The development of partnerships between government departments and non-governmental organizations recognizes the strengths that each partner brings to share and values the ability to do more together than separately. An alliance between the non-government organizations and government departments changes the image of a system that is responsible for the punishment of offenders from a simple-minded approach of applying "pain and torture" to those who break the law, to one which shows a careful articulation of values and principles which our society holds in high regard.
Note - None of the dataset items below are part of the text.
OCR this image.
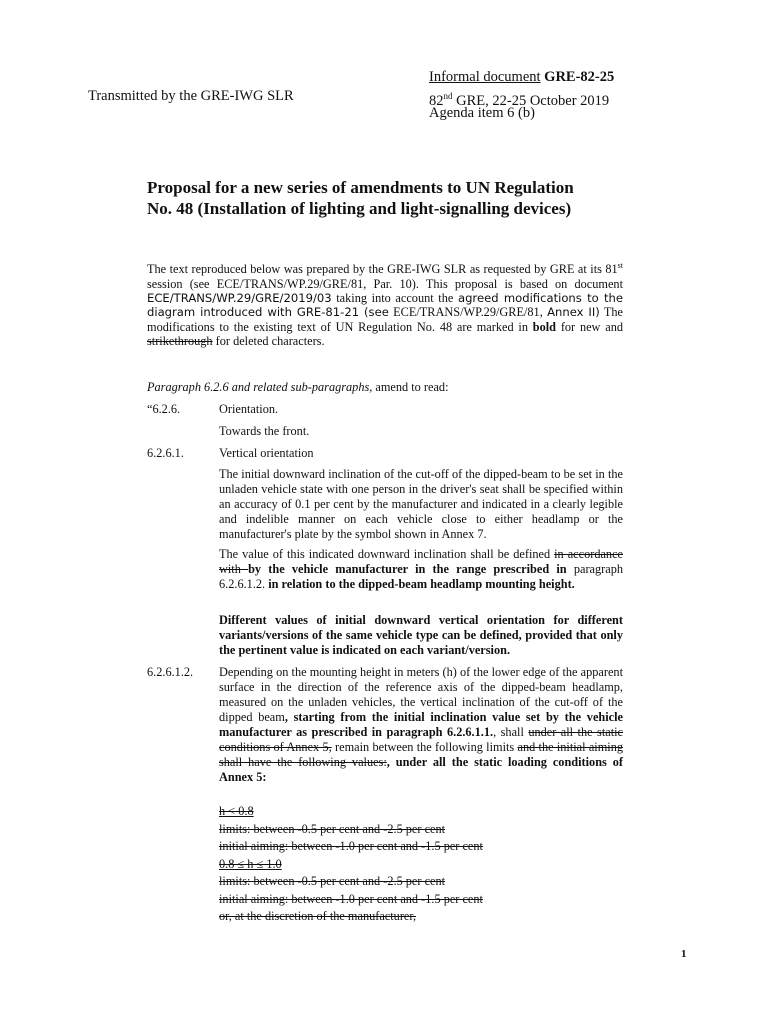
Transmitted by the GRE-IWG SLR
Informal document GRE-82-25
82nd GRE, 22-25 October 2019
Agenda item 6 (b)
Proposal for a new series of amendments to UN Regulation
No. 48 (Installation of lighting and light-signalling devices)
The text reproduced below was prepared by the GRE-IWG SLR as requested by GRE at its 81st session (see ECE/TRANS/WP.29/GRE/81, Par. 10). This proposal is based on document ECE/TRANS/WP.29/GRE/2019/03 taking into account the agreed modifications to the diagram introduced with GRE-81-21 (see ECE/TRANS/WP.29/GRE/81, Annex II) The modifications to the existing text of UN Regulation No. 48 are marked in bold for new and strikethrough for deleted characters.
Paragraph 6.2.6 and related sub-paragraphs, amend to read:
“6.2.6.	Orientation.
Towards the front.
6.2.6.1.	Vertical orientation
The initial downward inclination of the cut-off of the dipped-beam to be set in the unladen vehicle state with one person in the driver's seat shall be specified within an accuracy of 0.1 per cent by the manufacturer and indicated in a clearly legible and indelible manner on each vehicle close to either headlamp or the manufacturer's plate by the symbol shown in Annex 7.
The value of this indicated downward inclination shall be defined in accordance with by the vehicle manufacturer in the range prescribed in paragraph 6.2.6.1.2. in relation to the dipped-beam headlamp mounting height.
Different values of initial downward vertical orientation for different variants/versions of the same vehicle type can be defined, provided that only the pertinent value is indicated on each variant/version.
6.2.6.1.2. Depending on the mounting height in meters (h) of the lower edge of the apparent surface in the direction of the reference axis of the dipped-beam headlamp, measured on the unladen vehicles, the vertical inclination of the cut-off of the dipped beam, starting from the initial inclination value set by the vehicle manufacturer as prescribed in paragraph 6.2.6.1.1., shall under all the static conditions of Annex 5, remain between the following limits and the initial aiming shall have the following values:, under all the static loading conditions of Annex 5:
h < 0.8
limits: between -0.5 per cent and -2.5 per cent
initial aiming: between -1.0 per cent and -1.5 per cent
0.8 ≤ h ≤ 1.0
limits: between -0.5 per cent and -2.5 per cent
initial aiming: between -1.0 per cent and -1.5 per cent
or, at the discretion of the manufacturer,
1
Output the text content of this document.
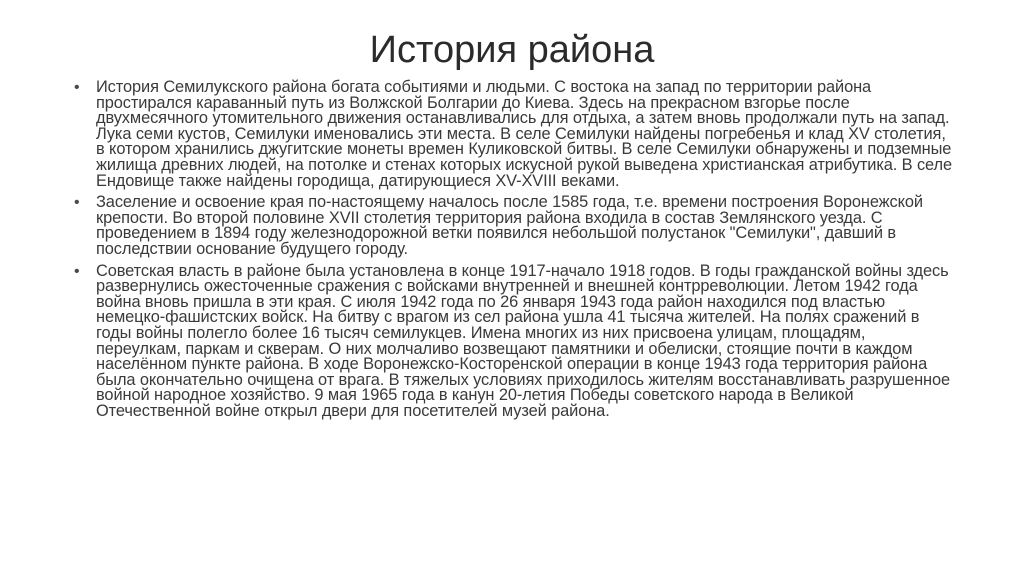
История района
•	История Семилукского района богата событиями и людьми. С востока на запад по территории района простирался караванный путь из Волжской Болгарии до Киева. Здесь на прекрасном взгорье после двухмесячного утомительного движения останавливались для отдыха, а затем вновь продолжали путь на запад. Лука семи кустов, Семилуки именовались эти места. В селе Семилуки найдены погребенья и клад XV столетия, в котором хранились джугитские монеты времен Куликовской битвы. В селе Семилуки обнаружены и подземные жилища древних людей, на потолке и стенах которых искусной рукой выведена христианская атрибутика. В селе Ендовище также найдены городища, датирующиеся XV-XVIII веками.
•	Заселение и освоение края по-настоящему началось после 1585 года, т.е. времени построения Воронежской крепости. Во второй половине XVII столетия территория района входила в состав Землянского уезда. С проведением в 1894 году железнодорожной ветки появился небольшой полустанок "Семилуки", давший в последствии основание будущего городу.
•	Советская власть в районе была установлена в конце 1917-начало 1918 годов. В годы гражданской войны здесь развернулись ожесточенные сражения с войсками внутренней и внешней контрреволюции. Летом 1942 года война вновь пришла в эти края. С июля 1942 года по 26 января 1943 года район находился под властью немецко-фашистских войск. На битву с врагом из сел района ушла 41 тысяча жителей. На полях сражений в годы войны полегло более 16 тысяч семилукцев. Имена многих из них присвоена улицам, площадям, переулкам, паркам и скверам. О них молчаливо возвещают памятники и обелиски, стоящие почти в каждом населённом пункте района. В ходе Воронежско-Косторенской операции в конце 1943 года территория района была окончательно очищена от врага. В тяжелых условиях приходилось жителям восстанавливать разрушенное войной народное хозяйство. 9 мая 1965 года в канун 20-летия Победы советского народа в Великой Отечественной войне открыл двери для посетителей музей района.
Voluntary sector organizations do a great deal to promote the value of integration, to have people perceive the issues of criminal justice in terms other than simply punishment, and to broaden criminal justice issues so that they can be understood within the context of general social issues affecting other aspects of social and economic life in Canada.

An example of the strength of non-government organizations can be seen in the development of the Youth Justice Coalition in December of 1994. The Coalition brought together more than forty organizations and individuals to collectively voice their opposition to the notion that Canadian society was in the grip of a youth crime crisis. This group, which ranged in membership from leading experts in the field of criminology and children's mental health to front-line agencies which have little or no involvement with the criminal justice system (i.e. early childhood educators, Canadian Safety Council), joined together despite ideological differences or preferences for rehabilitation. They insisted that an over-reliance on punishment of young people, rather than focusing on illiteracy, inadequate housing, school failure, alcohol and drug abuse and so on, is a short-term strategy that will do little to reduce the root causes of youthful offending. The focus of this group and other like-minded non-governmental organizations, is one of community education wherein the hundreds and thousands of volunteers within local communities across Canada are able to work directly to inform and promote a more balanced vision of the value of rehabilitation of young persons for the ultimate goal of protecting society. As the organization responsible for the creation of the Youth Justice Coalition, the John Howard Society is committed to the value of partnership with other non-government organizations and government departments.

It is with this spirit of partnership and a sharing of our long history of work with offenders in the community that we offer the Standing Committee on Justice and Legal Affairs our reasoned positions related to youth justice in Canada. It is our hope that our efforts at strengthening the network and relationships between the non-government sector and the government organization will continue in the future. We believe that we are a valuable ally in the communication of the essential message presented in the now legislated principle of youth justice that "crime prevention is essential to the long-term protection of society and requires addressing the underlying causes of crime by young persons and developing multi-disciplinary approaches to identifying and effectively responding to children and young persons at risk of committing offending behaviour in the future" (s. 3(1)(a)).